Siempre que podía, procuraba hacerse el encontradizo con Dolores; pero de nada le servía, porque la chica le huía como si fuera el demonio.
¿Es que Dolores le había dado calabazas efectivamente porque tuviera á menos casarse con un cojo? ¡No! Dolores seguía queriendo á Juan lo mismo que antes, más quizá, porque también ella admiraba un poquitillo el valor de que Pelotón había dado pruebas en la guerra; pero Dolores estaba herida en lo vivo, desde que se dió cuenta de que su novio estaba enamorado, bien que sin saberlo, de aquella Doña Amparo; y no era ella mujer que sufriera esto. Sufría tanto ó más que Juan; pero no se daba á los arrebatos que éste: guardaba sus penas en el corazón, para ella sola, y mostrábase afable y cariñosa con las gentes; al revés que Juan, que no había guapo que se acercara á decirle una palabra.

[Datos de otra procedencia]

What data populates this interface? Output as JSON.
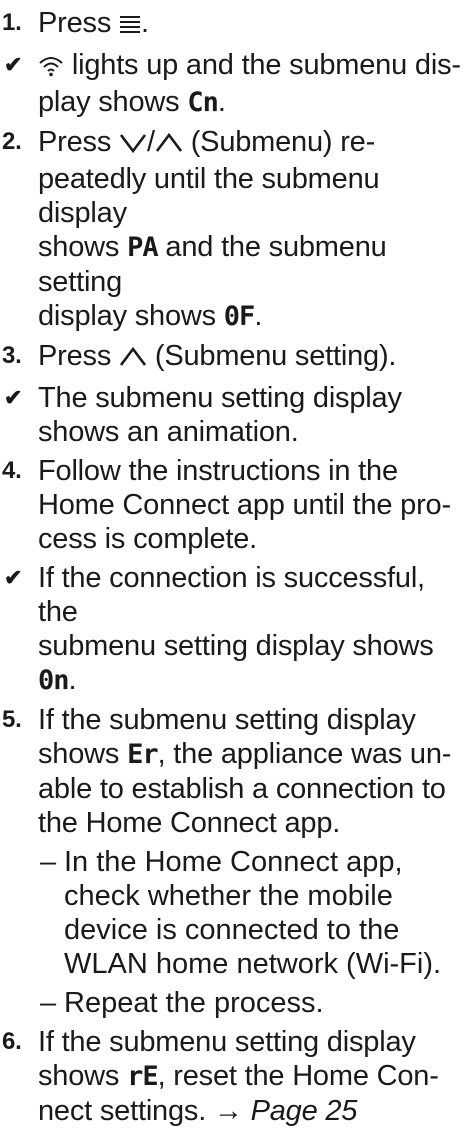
{
  "steps": {
    "s1": {
      "num": "1.",
      "pre": "Press "
    },
    "r1": {
      "check": "✔",
      "post_icon": " lights up and the submenu dis-",
      "l2": "play shows ",
      "code": "Cn"
    },
    "s2": {
      "num": "2.",
      "pre": "Press ",
      "mid": " (Submenu) re-",
      "l2": "peatedly until the submenu display",
      "l3a": "shows ",
      "code1": "PA",
      "l3b": " and the submenu setting",
      "l4a": "display shows ",
      "code2": "0F"
    },
    "s3": {
      "num": "3.",
      "pre": "Press ",
      "post": " (Submenu setting)."
    },
    "r3": {
      "check": "✔",
      "l1": "The submenu setting display",
      "l2": "shows an animation."
    },
    "s4": {
      "num": "4.",
      "l1": "Follow the instructions in the",
      "l2": "Home Connect app until the pro-",
      "l3": "cess is complete."
    },
    "r4": {
      "check": "✔",
      "l1": "If the connection is successful, the",
      "l2a": "submenu setting display shows ",
      "code": "0n"
    },
    "s5": {
      "num": "5.",
      "l1": "If the submenu setting display",
      "l2a": "shows ",
      "code": "Er",
      "l2b": ", the appliance was un-",
      "l3": "able to establish a connection to",
      "l4": "the Home Connect app."
    },
    "sub1": {
      "dash": "–",
      "l1": "In the Home Connect app,",
      "l2": "check whether the mobile",
      "l3": "device is connected to the",
      "l4": "WLAN home network (Wi-Fi)."
    },
    "sub2": {
      "dash": "–",
      "l1": "Repeat the process."
    },
    "s6": {
      "num": "6.",
      "l1": "If the submenu setting display",
      "l2a": "shows ",
      "code": "rE",
      "l2b": ", reset the Home Con-",
      "l3a": "nect settings. → ",
      "page": "Page 25"
    }
  },
  "icons": [
    "menu-icon",
    "wifi-icon",
    "down-arrow-icon",
    "up-arrow-icon"
  ]
}
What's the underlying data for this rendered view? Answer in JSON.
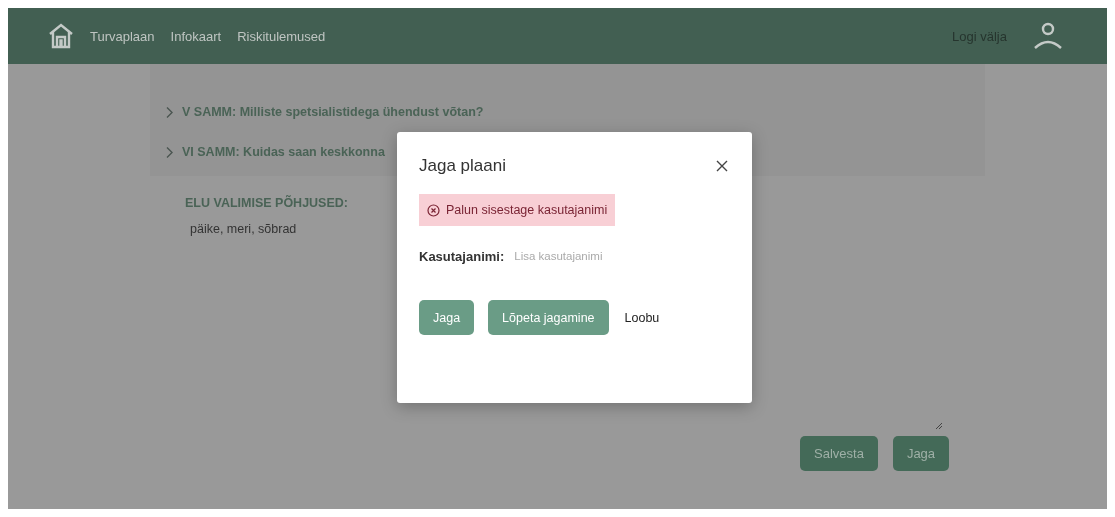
{
  "header": {
    "nav": [
      {
        "label": "Turvaplaan"
      },
      {
        "label": "Infokaart"
      },
      {
        "label": "Riskitulemused"
      }
    ],
    "logout": "Logi välja"
  },
  "steps": [
    {
      "label": "V SAMM: Milliste spetsialistidega ühendust võtan?",
      "expanded": false
    },
    {
      "label": "VI SAMM: Kuidas saan keskkonna",
      "expanded": false
    }
  ],
  "reasons": {
    "heading": "ELU VALIMISE PÕHJUSED:",
    "text": "päike, meri, sõbrad"
  },
  "actions": [
    "Salvesta",
    "Jaga"
  ],
  "modal": {
    "title": "Jaga plaani",
    "error": "Palun sisestage kasutajanimi",
    "field_label": "Kasutajanimi:",
    "placeholder": "Lisa kasutajanimi",
    "buttons": [
      {
        "label": "Jaga",
        "kind": "primary"
      },
      {
        "label": "Lõpeta jagamine",
        "kind": "primary"
      },
      {
        "label": "Loobu",
        "kind": "link"
      }
    ]
  }
}
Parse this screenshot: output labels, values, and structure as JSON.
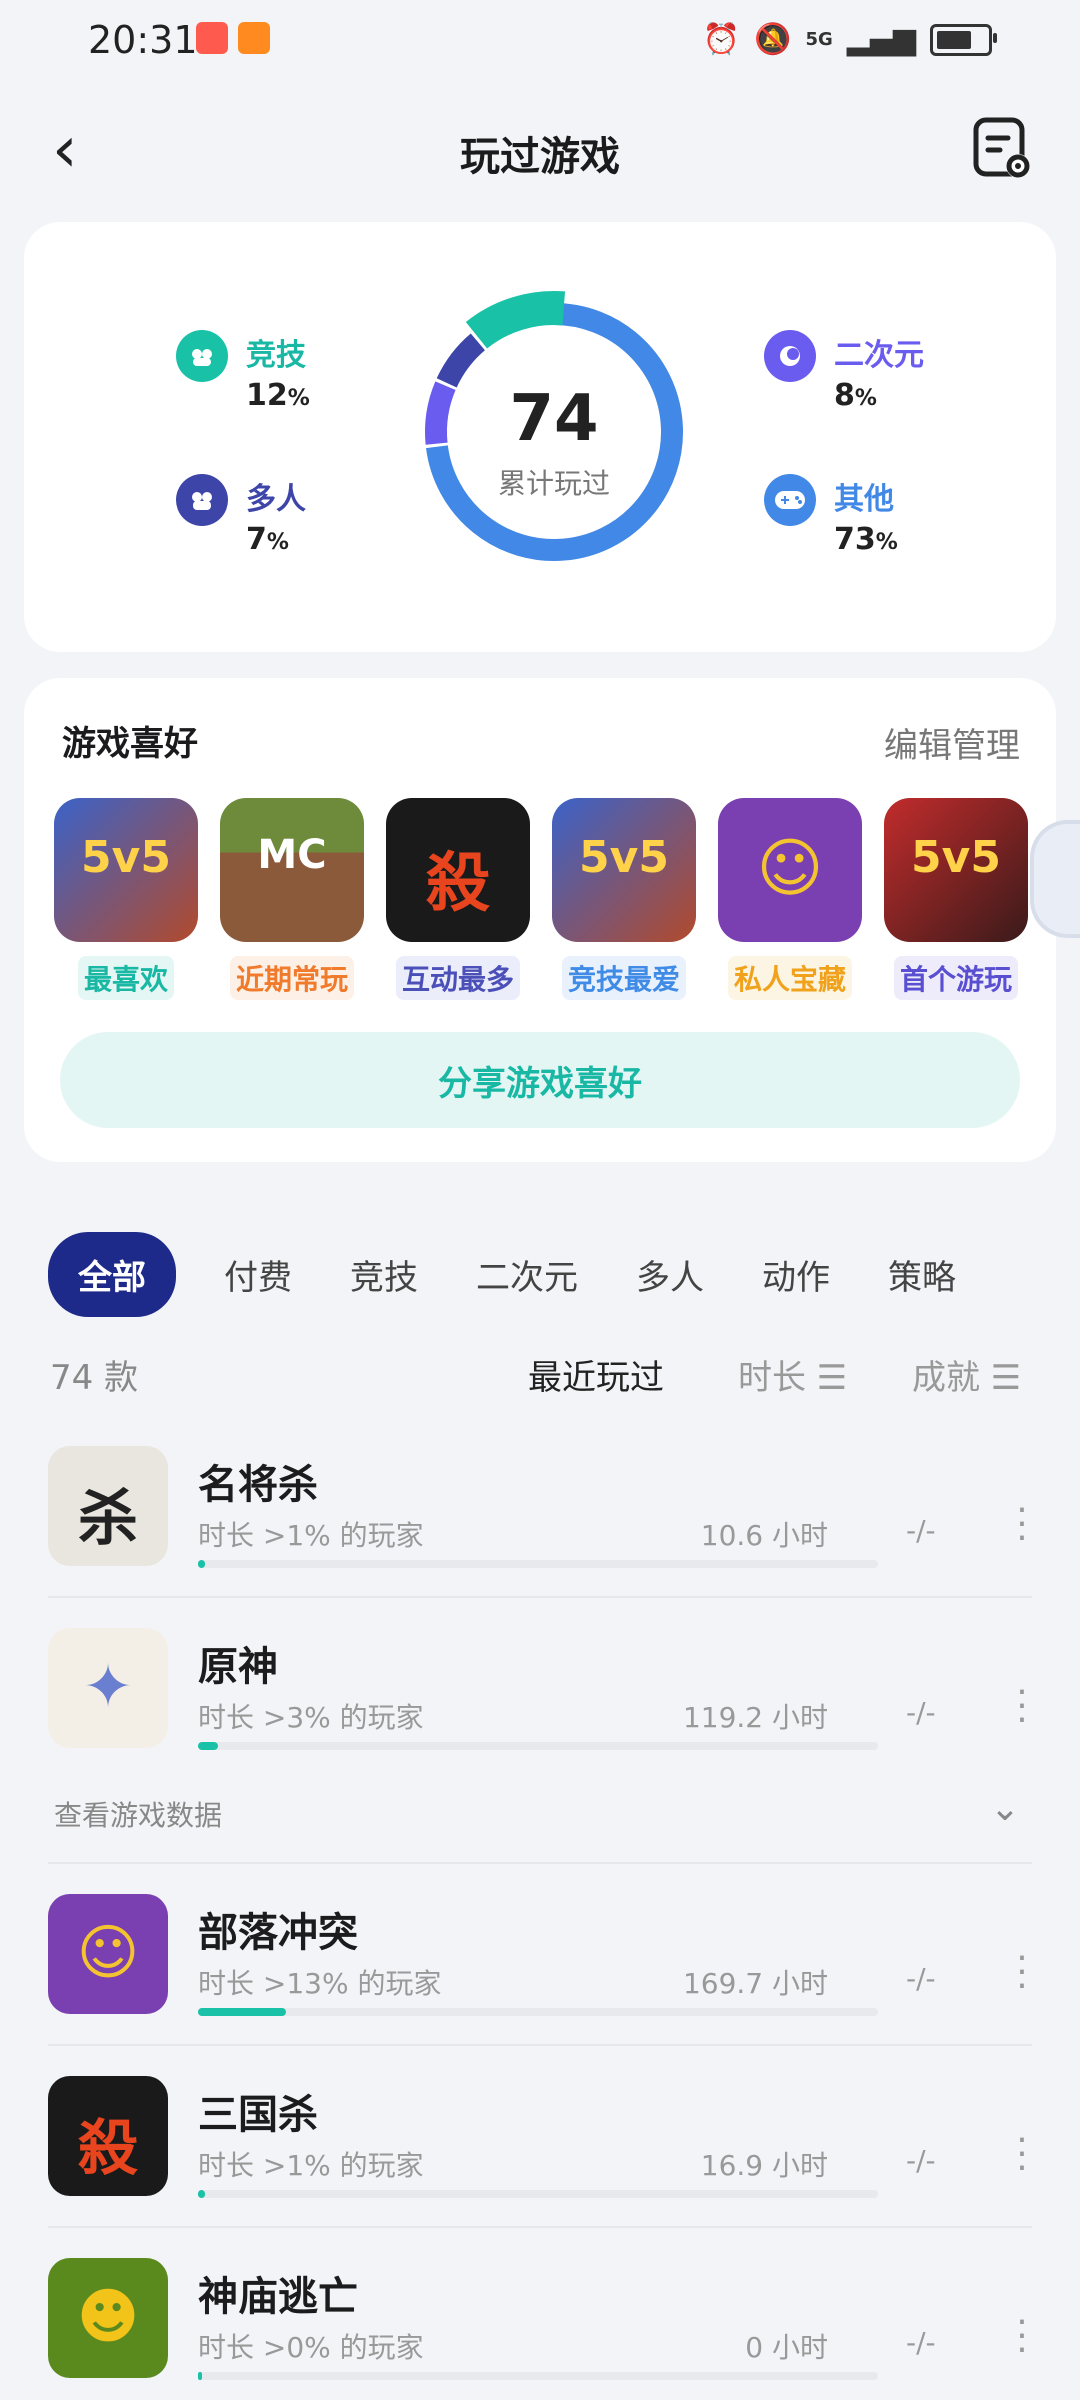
{
  "status_bar": {
    "time": "20:31",
    "network": "5G"
  },
  "header": {
    "title": "玩过游戏"
  },
  "stats": {
    "total": "74",
    "total_label": "累计玩过",
    "categories": [
      {
        "name": "竞技",
        "value": "12",
        "unit": "%",
        "color": "#19c2a7"
      },
      {
        "name": "多人",
        "value": "7",
        "unit": "%",
        "color": "#3d45a8"
      },
      {
        "name": "二次元",
        "value": "8",
        "unit": "%",
        "color": "#6b5cf0"
      },
      {
        "name": "其他",
        "value": "73",
        "unit": "%",
        "color": "#4288e6"
      }
    ]
  },
  "prefs": {
    "title": "游戏喜好",
    "edit_label": "编辑管理",
    "games": [
      {
        "tag": "最喜欢",
        "tag_color": "#19b8a4",
        "tag_bg": "#e5f7f4",
        "glyph": "5v5",
        "bg": "#b24a2c"
      },
      {
        "tag": "近期常玩",
        "tag_color": "#f07b2c",
        "tag_bg": "#fdf0e6",
        "glyph": "MC",
        "bg": "#6d8b3a"
      },
      {
        "tag": "互动最多",
        "tag_color": "#4b4fb8",
        "tag_bg": "#ecedfa",
        "glyph": "殺",
        "bg": "#1a1a1a"
      },
      {
        "tag": "竞技最爱",
        "tag_color": "#3f8be6",
        "tag_bg": "#e9f1fd",
        "glyph": "5v5",
        "bg": "#b24a2c"
      },
      {
        "tag": "私人宝藏",
        "tag_color": "#f0a21c",
        "tag_bg": "#fdf5e4",
        "glyph": "☺",
        "bg": "#7a3fb0"
      },
      {
        "tag": "首个游玩",
        "tag_color": "#5a4fd0",
        "tag_bg": "#eeecfb",
        "glyph": "5v5",
        "bg": "#c22c2c"
      }
    ],
    "share_label": "分享游戏喜好"
  },
  "tabs": [
    "全部",
    "付费",
    "竞技",
    "二次元",
    "多人",
    "动作",
    "策略"
  ],
  "sort": {
    "count": "74 款",
    "options": [
      "最近玩过",
      "时长 ☰",
      "成就 ☰"
    ]
  },
  "games": [
    {
      "name": "名将杀",
      "sub": "时长 >1% 的玩家",
      "hours": "10.6 小时",
      "ach": "-/-",
      "pct": 1,
      "glyph": "杀",
      "bg": "#e9e5df",
      "fg": "#222"
    },
    {
      "name": "原神",
      "sub": "时长 >3% 的玩家",
      "hours": "119.2 小时",
      "ach": "-/-",
      "pct": 3,
      "glyph": "✦",
      "bg": "#f4efe6",
      "fg": "#6b7fd0"
    },
    {
      "name": "部落冲突",
      "sub": "时长 >13% 的玩家",
      "hours": "169.7 小时",
      "ach": "-/-",
      "pct": 13,
      "glyph": "☺",
      "bg": "#7a3fb0",
      "fg": "#f4c430"
    },
    {
      "name": "三国杀",
      "sub": "时长 >1% 的玩家",
      "hours": "16.9 小时",
      "ach": "-/-",
      "pct": 1,
      "glyph": "殺",
      "bg": "#1a1a1a",
      "fg": "#e8451f"
    },
    {
      "name": "神庙逃亡",
      "sub": "时长 >0% 的玩家",
      "hours": "0 小时",
      "ach": "-/-",
      "pct": 0,
      "glyph": "☻",
      "bg": "#5a8a1e",
      "fg": "#f2c318"
    }
  ],
  "view_data_label": "查看游戏数据"
}
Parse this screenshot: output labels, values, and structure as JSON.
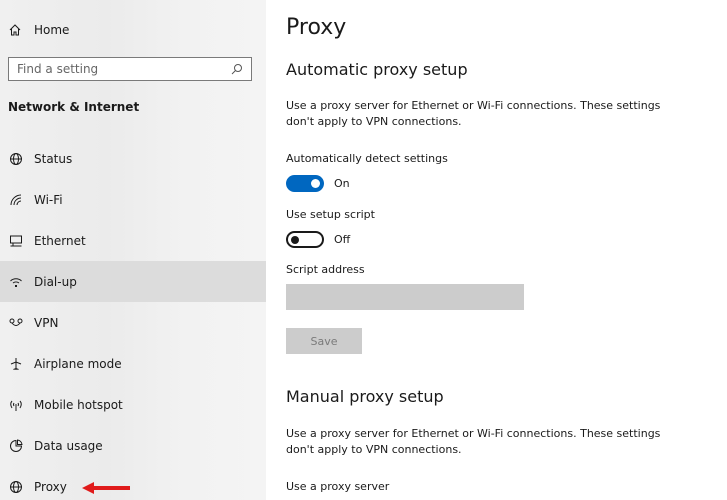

No pasó inadvertida, ni mucho menos, para la chica, la mudanza que se operaba en su ex novio, y que éste cada vez podía menos vivir sin ella; pero guardábase muy bien de que él encontrara ocasión de hablarla: muy segura tenía que estar de que Juan había vuelto á la realidad para perdonarlo... ¡aunque se estuviera muriendo por hacerlo. ¿Que Juan sufría mucho? ¡Más había sufrido ella oyendo aquellos interminables relatos de lo que le había sucedido con aquella bendita señora!
Al fin, sucedió lo que tenía que suceder, tratándose de una moza tan hermosa como Dolores: los mozos del pueblo, que al principio se habían abstenido de decirla nada, pensando que la riña con Juan sería cosa pasajera, al ver que ésta se prolongaba y que ello parecía cosa seria, empezaron á cortejar á la moza.
Esquiva se mostró ella con todos, y no muy decididos ellos; pero al fin, hubo uno que se aventuró á espetarla su declaración.
Cuando esto llegó á oídos de Juan, creyó que se volvía loco; pero cuando creyó rabiar, fué cuando supo que el atrevido había sido Meleno... ¡su mejor amigo!
Saber esto, y echar á correr hacia una tierra en la que el Meleno se hallaba binando tranquilamente, fué todo uno.